In an all-cash transaction, Clearlake Capital Group (also based in Santa Monica) takes ownership of the company through a combination of equity and debt, buying the outstanding shares at $57.50 per share.
Adam Miller, founder & co-chairman at Cornerstone, says the move is designed to give the company more flexibility to pursue avenues of growth that might be unpalatable to shareholders that expect growth on a quarterly basis.
"We saw both organic and inorganic opportunities to grow in ways that would be difficult to do as a public company," he said. "It's difficult to do both of those things at the same time as a public company. But as a private company you can do those things in sequence and get the benefit of a longer-term strategy."

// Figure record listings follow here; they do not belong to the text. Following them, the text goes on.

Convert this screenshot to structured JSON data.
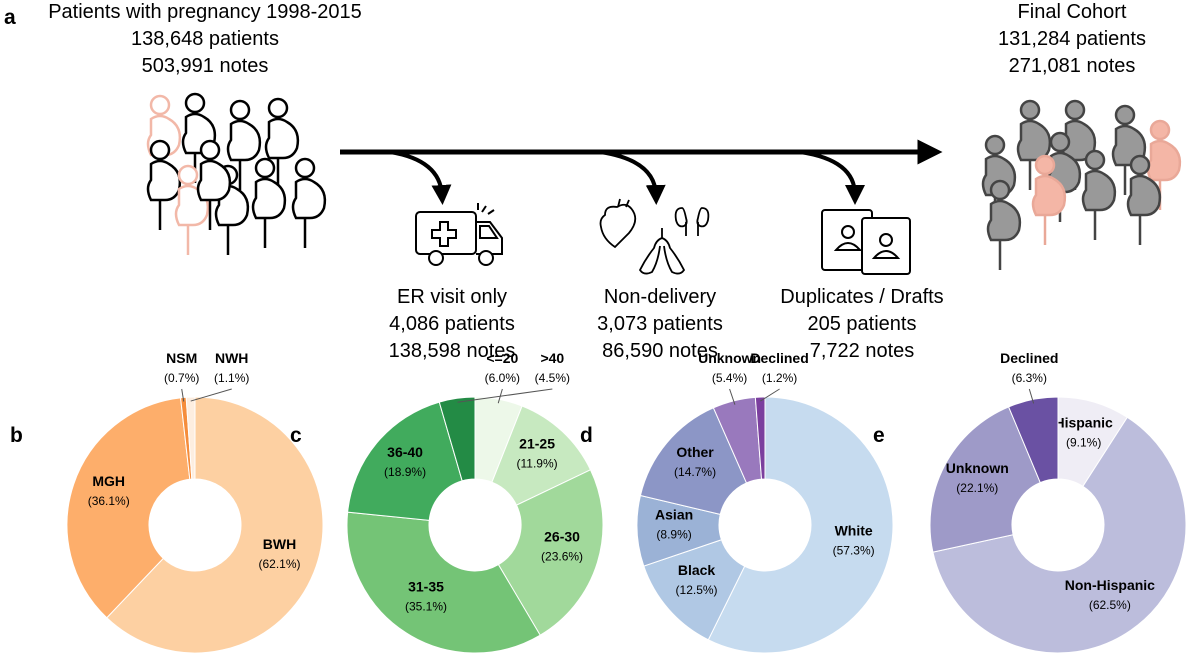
{
  "panel_a": {
    "label": "a",
    "start": {
      "lines": [
        "Patients with pregnancy 1998-2015",
        "138,648 patients",
        "503,991 notes"
      ]
    },
    "end": {
      "lines": [
        "Final Cohort",
        "131,284 patients",
        "271,081 notes"
      ]
    },
    "exclusions": [
      {
        "lines": [
          "ER visit only",
          "4,086 patients",
          "138,598 notes"
        ]
      },
      {
        "lines": [
          "Non-delivery",
          "3,073 patients",
          "86,590 notes"
        ]
      },
      {
        "lines": [
          "Duplicates / Drafts",
          "205 patients",
          "7,722 notes"
        ]
      }
    ]
  },
  "chart_data": [
    {
      "type": "pie",
      "label": "b",
      "categories": [
        "BWH",
        "MGH",
        "NSM",
        "NWH"
      ],
      "values": [
        62.1,
        36.1,
        0.7,
        1.1
      ],
      "value_labels": [
        "(62.1%)",
        "(36.1%)",
        "(0.7%)",
        "(1.1%)"
      ],
      "colors": [
        "#fdd0a2",
        "#fdae6b",
        "#f58d3c",
        "#fdeee0"
      ]
    },
    {
      "type": "pie",
      "label": "c",
      "categories": [
        "<=20",
        "21-25",
        "26-30",
        "31-35",
        "36-40",
        ">40"
      ],
      "values": [
        6.0,
        11.9,
        23.6,
        35.1,
        18.9,
        4.5
      ],
      "value_labels": [
        "(6.0%)",
        "(11.9%)",
        "(23.6%)",
        "(35.1%)",
        "(18.9%)",
        "(4.5%)"
      ],
      "colors": [
        "#edf8e9",
        "#c7e9c0",
        "#a1d99b",
        "#74c476",
        "#41ab5d",
        "#238b45"
      ]
    },
    {
      "type": "pie",
      "label": "d",
      "categories": [
        "White",
        "Black",
        "Asian",
        "Other",
        "Unknown",
        "Declined"
      ],
      "values": [
        57.3,
        12.5,
        8.9,
        14.7,
        5.4,
        1.2
      ],
      "value_labels": [
        "(57.3%)",
        "(12.5%)",
        "(8.9%)",
        "(14.7%)",
        "(5.4%)",
        "(1.2%)"
      ],
      "colors": [
        "#c6dbef",
        "#b0c8e4",
        "#9bb2d6",
        "#8c96c6",
        "#9979bd",
        "#7b3f9e"
      ]
    },
    {
      "type": "pie",
      "label": "e",
      "categories": [
        "Hispanic",
        "Non-Hispanic",
        "Unknown",
        "Declined"
      ],
      "values": [
        9.1,
        62.5,
        22.1,
        6.3
      ],
      "value_labels": [
        "(9.1%)",
        "(62.5%)",
        "(22.1%)",
        "(6.3%)"
      ],
      "colors": [
        "#efedf5",
        "#bcbddc",
        "#9e9ac8",
        "#6a51a3"
      ]
    }
  ]
}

Cornerstone, which was founded in 1999, had been publicly traded for over a decade. Their products are used by many universities and corporations such as Dell, Hyatt, Walgreens and Cannon. The company had been thriving during COVID, posting earnings above expectations in Q2 2021, and exceeding their growth from the same time period last year by 16%, which likely contributed to the 31% premium that Clearlake paid for the stock buyout.
Cornerstone, which employs roughly 2,700 people, is no stranger to acquisitions. In February 2020, the company acquired their largest competitor, Saba Software for $1.295 billion. The move left Cornerstone fairly leveraged, Miller says, so the transition to go private appears to come as a means to help the company to continue expanding aggressively. In the COVID world, where so much of education has transitioned into online formats, the company is hoping increased flexibility will allow it to fully take advantage of the expanding market.
Cornerstone currently boasts 75 million users spread across 6,000 different customers. For those users, Miller says, the experience should change very little. "The end user experience will only improve as we have more resources we can deploy for our engineering team, and as we have the ability to think—again—longer term," he said.
With shareholder approval sealed, Cornerstone's deal to go private should close on Friday.